Alex Yap, assistant professor of management information systems in the Love School of Business, recently published two journal articles.
“Retrofitting Information Processes and Content Standardization in Response to Enterprise-Wide System Planning and Development: Organizational and Socio-Technical Influences as Determining Factors,” will appear in the October-December 2005 edition of the International Journal of Enterprise Information Systems.
Yap’s second article, titled “A System for Teaching MIS and MBA Students to Deploy a Scalable Database-driven Web Architecture for B2C E Commerce,” was co-written with Claudia Loebbecke of the University of Cologne, Germany. It appeared in the August 2005 edition of the Information Systems Education Journal.
Abstracts of both articles appear below:
“Retrofitting Information Processes and Content Standardization in Response to Enterprise-Wide System Planning and Development: Organizational and Socio-Technical Influences as Determining Factors.”
When a large conglomerate initiated the planning and development of an enterprise-wide electronic database system to form part of its growing e-business systems infrastructure, the resulting action called for the reengineering of information processes coupled with the push towards data content standardization across the entire organization. The objective of the system was to help engineers sift through millions of components offered by various suppliers and component manufacturers, where the end-result was to improve the integration and efficiency of the product development, engineering design, e-sourcing and e-procurement processes. This research paper is a qualitative action research study on how different organizational, social, political, and technical forces influenced the social construction of an enterprise-wide information system. Understanding the dynamics and power of these sociotechnical forces in shaping the development environment and change process of enterprise systems is the research contribution of this paper.
“A System for Teaching MIS and MBA Students to Deploy a Scalable Database-driven Web Architecture for B2C E-Commerce.”

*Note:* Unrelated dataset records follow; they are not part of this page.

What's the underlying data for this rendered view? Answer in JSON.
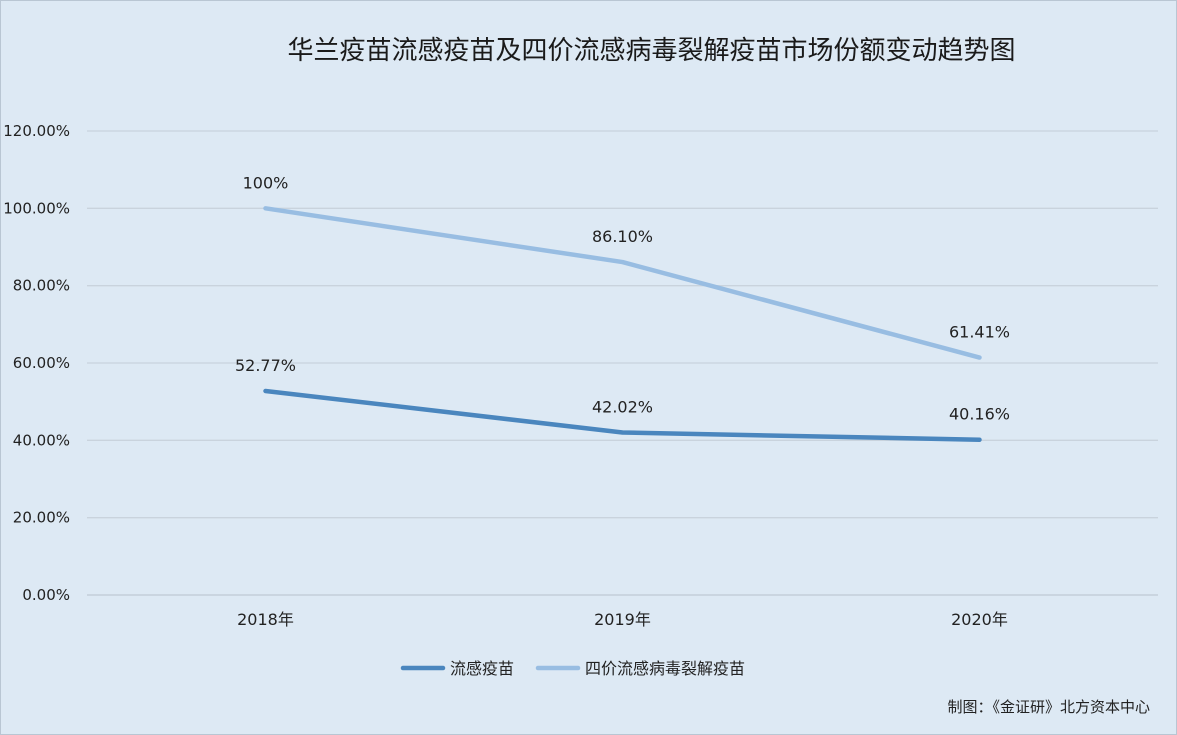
{
  "chart_data": {
    "type": "line",
    "title": "华兰疫苗流感疫苗及四价流感病毒裂解疫苗市场份额变动趋势图",
    "categories": [
      "2018年",
      "2019年",
      "2020年"
    ],
    "y_ticks": [
      "0.00%",
      "20.00%",
      "40.00%",
      "60.00%",
      "80.00%",
      "100.00%",
      "120.00%"
    ],
    "ylim": [
      0,
      120
    ],
    "grid": true,
    "legend_position": "bottom",
    "series": [
      {
        "name": "流感疫苗",
        "values": [
          52.77,
          42.02,
          40.16
        ],
        "labels": [
          "52.77%",
          "42.02%",
          "40.16%"
        ],
        "color": "#4a86be"
      },
      {
        "name": "四价流感病毒裂解疫苗",
        "values": [
          100,
          86.1,
          61.41
        ],
        "labels": [
          "100%",
          "86.10%",
          "61.41%"
        ],
        "color": "#98bde2"
      }
    ]
  },
  "credit": "制图：《金证研》北方资本中心"
}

The growing need for real-time information and interactive online feedback has shifted the thrust of web development from static websites to dynamic database-driven web applications. ’Ecommerce capable’ or ’transaction-capable’ websites are naturally database-driven due to the simple fact that transaction-related information (customer and order information) needs to be captured or entered into a database. Although database-driven web applications are seen as solutions for automating online transaction processing, optimizing business processing, and improving online customer relations management, Internet statistics reveal that a substantial majority of websites on the Internet are not E-Commerce capable or transaction-capable, and nor are they dynamically scalable in terms of content. To understand how technology is an extension of corporate strategy in the 21st century, it is vital that MIS and MBA students have a certain level of knowledge about how e-commerce systems actually automate web transactions, help optimize business processes, and how web application systems are designed to handle content, data, or information. This paper discusses how a systems blueprint has been developed over time for educating students to build and deploy a database driven e-commerce website. The system has been successfully used for both MIS and MBA students over a period of 4 years. It has been successful in the sense that students who did not have any background in database and web programming were still able to deploy and design a working system in one semester by themselves.